I am using elasticsearch-py to connect to my ES database which contains over 3 million documents. I want to return all the documents so I can abstract data and write it to a csv. I was able to accomplish this easily for 10 documents (the default return) using the following code.
es=Elasticsearch("glycerin")
query={"query" : {"match_all" : {}}}
response= es.search(index="_all", doc_type="patent", body=query)

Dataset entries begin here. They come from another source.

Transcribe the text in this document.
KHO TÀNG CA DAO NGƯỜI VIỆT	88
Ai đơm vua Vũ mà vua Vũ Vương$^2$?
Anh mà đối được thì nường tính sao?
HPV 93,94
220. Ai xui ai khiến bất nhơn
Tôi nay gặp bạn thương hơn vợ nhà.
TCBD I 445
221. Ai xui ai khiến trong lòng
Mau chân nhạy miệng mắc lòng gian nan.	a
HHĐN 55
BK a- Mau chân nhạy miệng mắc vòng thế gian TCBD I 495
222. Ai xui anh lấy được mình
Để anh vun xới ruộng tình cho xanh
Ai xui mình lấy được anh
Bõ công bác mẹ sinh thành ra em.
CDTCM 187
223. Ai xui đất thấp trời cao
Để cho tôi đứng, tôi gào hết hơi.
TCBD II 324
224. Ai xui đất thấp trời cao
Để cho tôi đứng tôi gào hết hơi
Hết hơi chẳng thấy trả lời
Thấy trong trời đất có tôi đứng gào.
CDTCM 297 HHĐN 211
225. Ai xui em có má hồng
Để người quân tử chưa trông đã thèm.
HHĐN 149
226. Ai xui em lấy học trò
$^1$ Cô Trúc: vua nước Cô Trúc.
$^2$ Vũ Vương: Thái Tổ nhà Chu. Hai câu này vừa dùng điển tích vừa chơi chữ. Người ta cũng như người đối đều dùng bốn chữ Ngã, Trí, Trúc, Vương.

for hit in response["hits"]["hits"]:
print hit
Unfortunately, when I attempted to implement the scan & scroll so I could get all the documents I ran into issues. I tried it two different ways with no success.
Method 1:
scanResp= es.search(index="_all", doc_type="patent", body=query, search_type="scan", scroll="10m")
scrollId= scanResp['_scroll_id']
response= es.scroll(scroll_id=scrollId, scroll= "10m")
print response
After scroll/
it gives the scroll id and then ends with ?scroll=10m (Caused by <class 'httplib.BadStatusLine'>: ''))
Method 2:
query={"query" : {"match_all" : {}}}
scanResp= helpers.scan(client= es, query=query, scroll= "10m", index="", doc_type="patent", timeout="10m")
for resp in scanResp:
print "Hiya"
If I print out scanResp before the for loop I get <generator object scan at 0x108723dc0>
. Because of this I'm relatively certain that I'm messing up my scroll somehow, but I'm not sure where or how to fix it.
Results:
Again, after scroll/
it gives the scroll id and then ends with ?scroll=10m (Caused by <class 'httplib.BadStatusLine'>: ''))
I tried increasing the Max retries for the transport class, but that didn't make a difference.I would very much appreciate any insight into how to fix this.
Note: My ES is located on a remote desktop on the same network.